Do high baseline D-dimer levels predict adverse outcomes in patients with coronary heart disease after percutaneous coronary intervention?
High baseline D-dimer levels serve as a significant predictor of increased all-cause mortality, cardiovascular mortality, and MACE in patients with coronary heart disease undergoing PCI.
Absolute Event Rate: 0% vs 0%
Background: To investigate the association between baseline D-dimers (DD) and adverse outcomes after percutaneous coronary intervention (PCI) in patients with coronary heart disease (CHD) by meta-analysis.

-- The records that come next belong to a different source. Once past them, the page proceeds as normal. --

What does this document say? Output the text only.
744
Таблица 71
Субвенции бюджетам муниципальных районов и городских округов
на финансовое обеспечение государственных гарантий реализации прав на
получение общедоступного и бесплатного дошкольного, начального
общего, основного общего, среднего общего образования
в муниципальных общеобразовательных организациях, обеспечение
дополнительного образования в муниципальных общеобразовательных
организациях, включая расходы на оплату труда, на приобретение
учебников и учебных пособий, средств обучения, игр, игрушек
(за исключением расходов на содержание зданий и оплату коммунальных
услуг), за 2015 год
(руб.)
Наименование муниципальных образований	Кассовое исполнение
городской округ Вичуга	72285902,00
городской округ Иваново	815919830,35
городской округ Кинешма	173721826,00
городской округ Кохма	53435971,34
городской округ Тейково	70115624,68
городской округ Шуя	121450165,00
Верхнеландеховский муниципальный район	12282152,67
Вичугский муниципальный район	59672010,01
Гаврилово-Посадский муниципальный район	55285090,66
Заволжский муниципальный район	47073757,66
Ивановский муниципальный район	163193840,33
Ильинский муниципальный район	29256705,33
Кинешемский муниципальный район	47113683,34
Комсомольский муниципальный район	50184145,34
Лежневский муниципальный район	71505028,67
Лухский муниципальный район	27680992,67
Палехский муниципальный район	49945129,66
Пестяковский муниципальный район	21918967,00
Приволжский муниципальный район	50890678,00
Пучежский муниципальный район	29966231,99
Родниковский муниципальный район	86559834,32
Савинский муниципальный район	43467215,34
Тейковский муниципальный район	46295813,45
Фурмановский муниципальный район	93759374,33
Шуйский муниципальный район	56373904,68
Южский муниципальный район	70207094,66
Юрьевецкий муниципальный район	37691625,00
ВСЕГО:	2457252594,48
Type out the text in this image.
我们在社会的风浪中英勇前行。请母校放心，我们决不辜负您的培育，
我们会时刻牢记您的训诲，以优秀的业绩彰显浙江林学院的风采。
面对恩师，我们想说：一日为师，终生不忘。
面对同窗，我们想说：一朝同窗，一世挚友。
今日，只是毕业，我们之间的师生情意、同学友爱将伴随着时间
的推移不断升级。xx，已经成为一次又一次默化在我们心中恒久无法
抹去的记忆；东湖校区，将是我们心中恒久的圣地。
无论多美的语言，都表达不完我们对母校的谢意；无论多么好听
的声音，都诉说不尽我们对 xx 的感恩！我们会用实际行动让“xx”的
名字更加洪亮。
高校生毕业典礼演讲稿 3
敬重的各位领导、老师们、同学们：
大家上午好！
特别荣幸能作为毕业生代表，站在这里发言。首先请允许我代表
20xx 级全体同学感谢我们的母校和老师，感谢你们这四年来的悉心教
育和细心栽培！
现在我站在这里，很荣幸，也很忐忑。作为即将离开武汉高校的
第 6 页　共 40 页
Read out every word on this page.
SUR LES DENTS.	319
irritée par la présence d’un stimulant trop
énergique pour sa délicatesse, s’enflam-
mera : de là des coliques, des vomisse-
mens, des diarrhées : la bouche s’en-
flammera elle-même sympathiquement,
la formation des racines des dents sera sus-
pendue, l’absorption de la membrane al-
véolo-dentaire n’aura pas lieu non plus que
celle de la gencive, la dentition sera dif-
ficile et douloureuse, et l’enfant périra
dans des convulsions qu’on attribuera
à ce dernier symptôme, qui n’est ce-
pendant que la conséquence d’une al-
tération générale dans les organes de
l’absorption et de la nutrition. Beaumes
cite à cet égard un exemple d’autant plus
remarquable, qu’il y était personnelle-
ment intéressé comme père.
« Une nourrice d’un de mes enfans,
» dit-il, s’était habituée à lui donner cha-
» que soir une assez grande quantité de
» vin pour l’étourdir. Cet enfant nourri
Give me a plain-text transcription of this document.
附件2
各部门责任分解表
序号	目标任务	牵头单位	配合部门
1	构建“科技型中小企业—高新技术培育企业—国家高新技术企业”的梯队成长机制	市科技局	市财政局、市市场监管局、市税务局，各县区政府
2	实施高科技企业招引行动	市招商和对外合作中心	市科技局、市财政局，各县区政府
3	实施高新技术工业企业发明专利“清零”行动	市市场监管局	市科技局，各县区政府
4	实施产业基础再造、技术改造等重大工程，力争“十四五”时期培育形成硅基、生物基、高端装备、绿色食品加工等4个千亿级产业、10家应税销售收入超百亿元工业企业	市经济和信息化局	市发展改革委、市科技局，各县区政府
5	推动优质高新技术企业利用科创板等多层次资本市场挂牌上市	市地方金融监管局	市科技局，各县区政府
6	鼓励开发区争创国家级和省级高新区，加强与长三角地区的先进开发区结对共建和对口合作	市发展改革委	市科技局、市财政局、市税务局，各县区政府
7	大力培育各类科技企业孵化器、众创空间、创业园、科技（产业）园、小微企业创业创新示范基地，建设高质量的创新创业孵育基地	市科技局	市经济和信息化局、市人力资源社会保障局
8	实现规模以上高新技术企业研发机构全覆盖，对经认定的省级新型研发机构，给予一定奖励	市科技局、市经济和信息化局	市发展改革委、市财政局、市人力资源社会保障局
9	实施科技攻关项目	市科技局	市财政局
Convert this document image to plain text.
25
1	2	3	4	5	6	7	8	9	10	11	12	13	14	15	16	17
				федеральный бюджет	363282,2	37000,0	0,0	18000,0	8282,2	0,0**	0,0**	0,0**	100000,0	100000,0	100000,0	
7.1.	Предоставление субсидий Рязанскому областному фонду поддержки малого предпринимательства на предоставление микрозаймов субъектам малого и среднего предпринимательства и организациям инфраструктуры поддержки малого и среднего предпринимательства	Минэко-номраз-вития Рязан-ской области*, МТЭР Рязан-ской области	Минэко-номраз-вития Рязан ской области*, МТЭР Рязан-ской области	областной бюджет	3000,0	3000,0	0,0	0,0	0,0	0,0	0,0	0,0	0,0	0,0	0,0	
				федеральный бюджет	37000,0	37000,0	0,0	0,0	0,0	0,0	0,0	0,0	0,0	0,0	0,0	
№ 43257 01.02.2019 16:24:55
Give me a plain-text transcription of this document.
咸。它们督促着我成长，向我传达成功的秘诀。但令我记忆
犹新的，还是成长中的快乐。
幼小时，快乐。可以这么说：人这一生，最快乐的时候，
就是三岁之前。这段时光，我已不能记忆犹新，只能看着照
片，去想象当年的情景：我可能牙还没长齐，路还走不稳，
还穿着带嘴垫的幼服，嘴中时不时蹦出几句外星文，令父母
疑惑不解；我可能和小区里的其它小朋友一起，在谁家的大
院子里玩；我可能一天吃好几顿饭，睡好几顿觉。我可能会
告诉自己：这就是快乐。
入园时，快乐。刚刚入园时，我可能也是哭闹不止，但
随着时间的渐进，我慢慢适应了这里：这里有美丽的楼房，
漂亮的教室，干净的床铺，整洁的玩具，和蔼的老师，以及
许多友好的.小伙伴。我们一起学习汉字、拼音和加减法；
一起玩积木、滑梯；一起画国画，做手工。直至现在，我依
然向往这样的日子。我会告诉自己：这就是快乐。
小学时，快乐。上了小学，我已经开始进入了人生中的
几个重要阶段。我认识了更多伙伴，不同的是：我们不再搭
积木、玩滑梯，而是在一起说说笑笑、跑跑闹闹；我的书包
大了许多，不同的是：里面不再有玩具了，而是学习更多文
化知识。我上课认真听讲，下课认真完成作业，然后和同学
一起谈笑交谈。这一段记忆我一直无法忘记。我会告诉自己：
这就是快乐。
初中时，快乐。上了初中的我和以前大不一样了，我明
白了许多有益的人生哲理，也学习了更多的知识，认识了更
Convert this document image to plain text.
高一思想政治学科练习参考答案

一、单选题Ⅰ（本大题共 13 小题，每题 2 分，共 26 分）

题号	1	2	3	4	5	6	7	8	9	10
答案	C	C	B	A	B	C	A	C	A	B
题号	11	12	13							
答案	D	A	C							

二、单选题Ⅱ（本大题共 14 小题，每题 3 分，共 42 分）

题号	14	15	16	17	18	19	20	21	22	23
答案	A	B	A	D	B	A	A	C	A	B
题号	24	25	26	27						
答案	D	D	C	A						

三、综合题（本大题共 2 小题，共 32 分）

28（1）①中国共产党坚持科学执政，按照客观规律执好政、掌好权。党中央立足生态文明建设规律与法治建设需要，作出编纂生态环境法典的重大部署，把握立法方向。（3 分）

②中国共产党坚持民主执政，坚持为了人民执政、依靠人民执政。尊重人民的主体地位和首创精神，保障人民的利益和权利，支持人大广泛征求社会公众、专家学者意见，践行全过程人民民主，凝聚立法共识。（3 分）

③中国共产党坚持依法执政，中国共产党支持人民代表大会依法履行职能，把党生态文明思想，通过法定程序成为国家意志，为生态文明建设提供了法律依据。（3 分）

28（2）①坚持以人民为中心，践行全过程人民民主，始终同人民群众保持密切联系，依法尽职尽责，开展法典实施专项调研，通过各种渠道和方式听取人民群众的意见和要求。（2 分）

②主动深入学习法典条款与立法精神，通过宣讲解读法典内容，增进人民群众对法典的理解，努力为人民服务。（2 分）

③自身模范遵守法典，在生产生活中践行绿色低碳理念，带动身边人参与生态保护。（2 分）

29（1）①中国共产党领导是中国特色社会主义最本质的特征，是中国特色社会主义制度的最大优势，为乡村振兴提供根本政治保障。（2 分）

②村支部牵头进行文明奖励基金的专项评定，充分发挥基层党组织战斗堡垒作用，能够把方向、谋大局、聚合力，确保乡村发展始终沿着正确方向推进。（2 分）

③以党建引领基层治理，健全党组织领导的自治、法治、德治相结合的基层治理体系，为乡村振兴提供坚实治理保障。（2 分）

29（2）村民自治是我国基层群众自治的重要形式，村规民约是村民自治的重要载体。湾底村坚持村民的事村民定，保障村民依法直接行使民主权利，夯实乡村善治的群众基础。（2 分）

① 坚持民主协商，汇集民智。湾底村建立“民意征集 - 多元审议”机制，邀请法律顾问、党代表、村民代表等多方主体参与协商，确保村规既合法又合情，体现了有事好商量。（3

Methods: Relevant literature was obtained by searching PubMed, Web of Science, Cochrance Library, and Embase until November 2024. The hazard ratio (HR) and 95% confidence interval (CI) were pooled for each study using either a fixed or random-effects model. The clinical outcomes analyzed were all-cause mortality, cardiovascular mortality, major adverse cardiovascular events (MACE), and revascularization. Results: A total of 10 articles were included in this meta-analysis. The results of meta-analysis showed that high baseline DD levels were associated with an increased risk of all-cause mortality (HR = 2.35, 95% CI: 1.78–3.10, P < .001), cardiovascular mortality (HR = 2.94, 95% CI: 1.99–4.33, P < .001), and MACE (HR = 1.74, 95% CI: 1.25–2.42, P = .001) after PCI in patients with CHD. However, no association was found between baseline DD level and revascularization risk (HR = 1.02, 95% CI: 0.76–1.37, P = .893). Conclusion: Baseline DD level can predict adverse clinical outcomes after PCI in patients with CHD. High baseline DD levels were significantly associated with an increased risk of all-cause mortality, cardiovascular mortality, and MACE.
Li et al. (Fri,) reported a other. High baseline D-dimer levels were associated with increased risk of all-cause mortality (HR = 2.35) and cardiovascular mortality (HR = 2.94) after PCI in CHD patients.